I don't think that's the case.

Good call! I hadn't made this connection, myself, though now I see that there are quite a few works making that comparison as well. I was curious about why we would have the transition from guilds->unions->boards, and it seems that the leading hypothesis for the two arrows are the Industrial Revolution and the transition to a service economy. That is, in the guild days, there was mostly a patchwork of small, independent producers, who banded together to rent-seek. As mass production took off, the economics were in favor of larger firms (now you could build cars and sell a bunch of them across the nation or internationally) where workers were mostly trained in one specific task on an assembly line, so guilds started to fall, while unions began to rise. Then, as we've transitioned toward services, they're again more of a patchwork of small, independent providers, who, unsurprisingly, band together to rent-seek.

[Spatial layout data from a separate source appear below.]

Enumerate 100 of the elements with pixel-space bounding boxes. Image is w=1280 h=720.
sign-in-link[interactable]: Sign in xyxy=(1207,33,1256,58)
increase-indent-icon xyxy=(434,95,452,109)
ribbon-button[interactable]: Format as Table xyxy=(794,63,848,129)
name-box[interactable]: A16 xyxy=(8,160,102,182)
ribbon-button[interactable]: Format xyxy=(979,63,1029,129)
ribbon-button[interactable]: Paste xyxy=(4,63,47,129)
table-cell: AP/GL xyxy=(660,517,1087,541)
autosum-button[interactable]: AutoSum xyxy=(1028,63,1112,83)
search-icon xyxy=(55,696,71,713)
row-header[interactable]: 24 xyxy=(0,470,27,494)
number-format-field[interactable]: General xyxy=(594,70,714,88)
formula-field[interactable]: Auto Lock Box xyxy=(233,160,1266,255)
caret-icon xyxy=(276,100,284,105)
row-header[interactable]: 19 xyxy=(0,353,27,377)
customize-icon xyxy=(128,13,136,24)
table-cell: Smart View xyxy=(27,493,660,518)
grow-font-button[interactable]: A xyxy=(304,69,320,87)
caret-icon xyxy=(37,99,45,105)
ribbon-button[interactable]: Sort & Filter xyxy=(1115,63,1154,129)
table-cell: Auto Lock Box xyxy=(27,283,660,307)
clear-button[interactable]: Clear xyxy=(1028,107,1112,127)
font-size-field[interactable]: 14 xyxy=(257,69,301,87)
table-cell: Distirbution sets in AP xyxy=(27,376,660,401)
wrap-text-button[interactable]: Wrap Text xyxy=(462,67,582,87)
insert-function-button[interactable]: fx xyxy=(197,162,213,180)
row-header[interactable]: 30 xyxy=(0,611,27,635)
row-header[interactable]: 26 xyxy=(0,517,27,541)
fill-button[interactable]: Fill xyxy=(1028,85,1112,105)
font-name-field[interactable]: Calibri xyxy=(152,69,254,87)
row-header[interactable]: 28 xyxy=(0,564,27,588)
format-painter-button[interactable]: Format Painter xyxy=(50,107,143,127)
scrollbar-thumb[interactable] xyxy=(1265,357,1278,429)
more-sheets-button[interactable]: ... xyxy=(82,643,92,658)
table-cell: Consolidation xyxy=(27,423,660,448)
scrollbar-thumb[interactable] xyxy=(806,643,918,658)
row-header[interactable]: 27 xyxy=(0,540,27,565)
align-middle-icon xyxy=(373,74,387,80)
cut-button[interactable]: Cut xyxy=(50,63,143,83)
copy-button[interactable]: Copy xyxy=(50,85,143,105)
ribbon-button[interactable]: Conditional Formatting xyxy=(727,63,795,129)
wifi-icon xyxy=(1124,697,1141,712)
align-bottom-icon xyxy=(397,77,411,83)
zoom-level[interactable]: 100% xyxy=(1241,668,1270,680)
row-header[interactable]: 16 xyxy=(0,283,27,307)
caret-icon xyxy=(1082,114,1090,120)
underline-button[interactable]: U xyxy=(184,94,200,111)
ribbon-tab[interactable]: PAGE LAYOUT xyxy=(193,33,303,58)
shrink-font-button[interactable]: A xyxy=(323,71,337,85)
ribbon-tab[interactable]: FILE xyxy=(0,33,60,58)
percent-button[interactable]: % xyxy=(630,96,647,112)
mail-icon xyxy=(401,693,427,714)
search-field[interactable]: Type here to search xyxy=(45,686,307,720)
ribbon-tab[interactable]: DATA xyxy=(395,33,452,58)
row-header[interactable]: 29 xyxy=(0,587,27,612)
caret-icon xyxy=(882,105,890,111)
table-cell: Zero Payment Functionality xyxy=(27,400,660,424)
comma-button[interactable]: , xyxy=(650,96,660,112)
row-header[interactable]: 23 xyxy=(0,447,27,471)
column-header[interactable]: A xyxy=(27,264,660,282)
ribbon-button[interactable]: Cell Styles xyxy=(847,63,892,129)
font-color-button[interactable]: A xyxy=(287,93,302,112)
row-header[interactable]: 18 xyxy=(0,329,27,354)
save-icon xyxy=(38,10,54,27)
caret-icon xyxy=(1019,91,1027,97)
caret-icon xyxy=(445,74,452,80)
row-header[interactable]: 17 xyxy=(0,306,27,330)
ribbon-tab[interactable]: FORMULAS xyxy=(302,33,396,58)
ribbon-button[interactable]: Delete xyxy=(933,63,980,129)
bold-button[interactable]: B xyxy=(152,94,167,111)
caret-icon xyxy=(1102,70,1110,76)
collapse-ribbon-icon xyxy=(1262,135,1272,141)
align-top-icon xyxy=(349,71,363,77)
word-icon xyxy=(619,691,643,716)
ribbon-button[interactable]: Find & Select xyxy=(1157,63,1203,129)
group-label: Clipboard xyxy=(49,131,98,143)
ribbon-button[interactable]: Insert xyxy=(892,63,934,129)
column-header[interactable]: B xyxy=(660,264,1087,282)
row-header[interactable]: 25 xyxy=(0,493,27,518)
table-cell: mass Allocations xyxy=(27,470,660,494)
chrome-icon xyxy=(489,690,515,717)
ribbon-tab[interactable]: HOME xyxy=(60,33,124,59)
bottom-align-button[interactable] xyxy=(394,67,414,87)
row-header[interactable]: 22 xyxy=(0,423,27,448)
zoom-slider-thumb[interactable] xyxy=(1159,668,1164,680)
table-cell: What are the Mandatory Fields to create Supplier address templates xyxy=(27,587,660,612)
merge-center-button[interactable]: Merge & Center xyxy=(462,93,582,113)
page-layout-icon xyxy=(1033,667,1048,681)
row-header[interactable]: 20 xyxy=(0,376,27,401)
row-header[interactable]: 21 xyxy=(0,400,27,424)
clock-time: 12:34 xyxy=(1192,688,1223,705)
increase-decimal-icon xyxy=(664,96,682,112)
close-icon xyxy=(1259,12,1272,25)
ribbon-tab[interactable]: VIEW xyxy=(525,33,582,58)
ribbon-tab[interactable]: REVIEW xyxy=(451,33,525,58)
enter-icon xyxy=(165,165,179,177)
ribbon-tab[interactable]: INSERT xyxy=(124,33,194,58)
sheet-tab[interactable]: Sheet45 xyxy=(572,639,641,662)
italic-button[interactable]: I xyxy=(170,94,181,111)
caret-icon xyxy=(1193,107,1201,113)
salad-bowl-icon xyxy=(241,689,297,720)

Medicine is an especially egregious case, as we've seen significant consolidation in that sector. It's less about small independent providers, as the doctors here are apt to point out that larger conglomerates are taking over and many doctors are now employees of a hospital system rather than just running their own little business. So I'm not surprised that a brief search indicates that doctors' unions are significantly on the rise. Of course, they don't have the same sort of mass production scale, as they are still fundamentally a service product rather than a good, so I think it's less likely that the guild power of licensing is going to disappear to any meaningful degree, especially not in comparison to the historical decline in guild power in the good production arena. Instead, we're going to get the worst of both worlds - obscenely licensed and unionized. The academic papers I've found say that they have empirical evidence that these schemes do intersect and provide the most rent-seeking. It's like the anti-Reece's peanut butter cup - two awful tastes that taste awful together. I had sort of thought that the medical industry was reaching a breaking point and that changes would have to occur... but now, I'm sort of getting the feeling that it's going to get a whole lot worse before there's any hope that it'll get any better.